La stratégie est claire : se normaliser sans se compromettre. Comme l’analyse un chercheur, la constante historique du RN en diplomatie est de chercher des partenaires qui légitiment son image. Dès qu’ils deviennent encombrants, le parti change d’amis, à l’image de la rupture récente avec l’AfD allemand. Mais se défaire de l’ombre de Trump s’avère complexe.

Entre le tweet tonitruant « LIBÉREZ MARINE LE PEN » et la publication d’une stratégie de sécurité nationale dépeignant une Europe en « déclin » et menacée d’« effacement civilisationnel », l’administration américaine multiplie les gestes qui coincent le RN. D’un côté, cette rhétorique rejoint des théories chères à l’extrême droite ; de l’autre, elle expose le parti français au risque d’être perçu comme un relais d’intérêts étrangers, un écueil déjà rencontré avec la Russie.
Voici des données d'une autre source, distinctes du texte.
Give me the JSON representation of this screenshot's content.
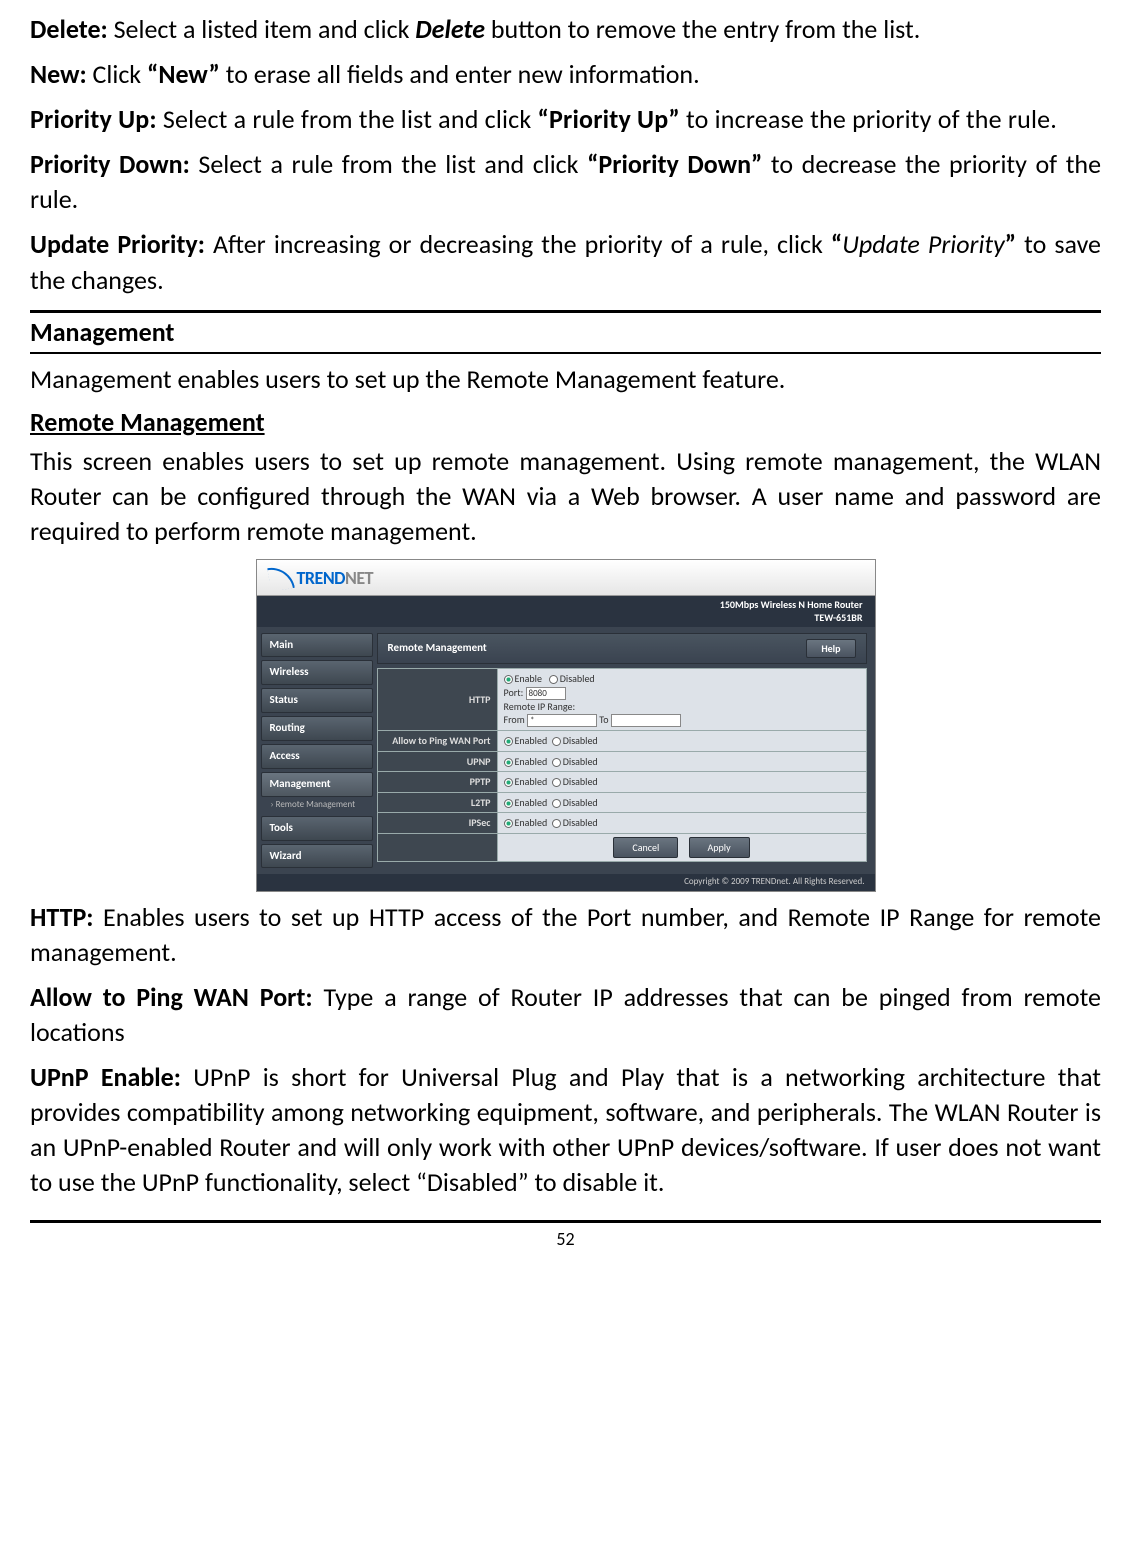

La prudence est donc de mise. Interrogé sur la « main tendue » de Washington, Jordan Bardella a récemment insisté sur l’attachement « à l’indépendance de notre pays », refusant toute « servitude ». Une déclaration qui tranche avec son approbation simultanée du constat de Trump sur l’immigration, « partagé par des millions de Français ».

Cette acrobatie verbale résume tout le dilemme. À l’approche de 2027, où la relation avec les États-Unis s’annonce comme un thème de campagne, le Rassemblement national doit impérativement prouver qu’il est un parti de gouvernement français, et non le satellite d’un allié américain dont les excès et les ingérences deviennent de plus en plus difficiles à assumer.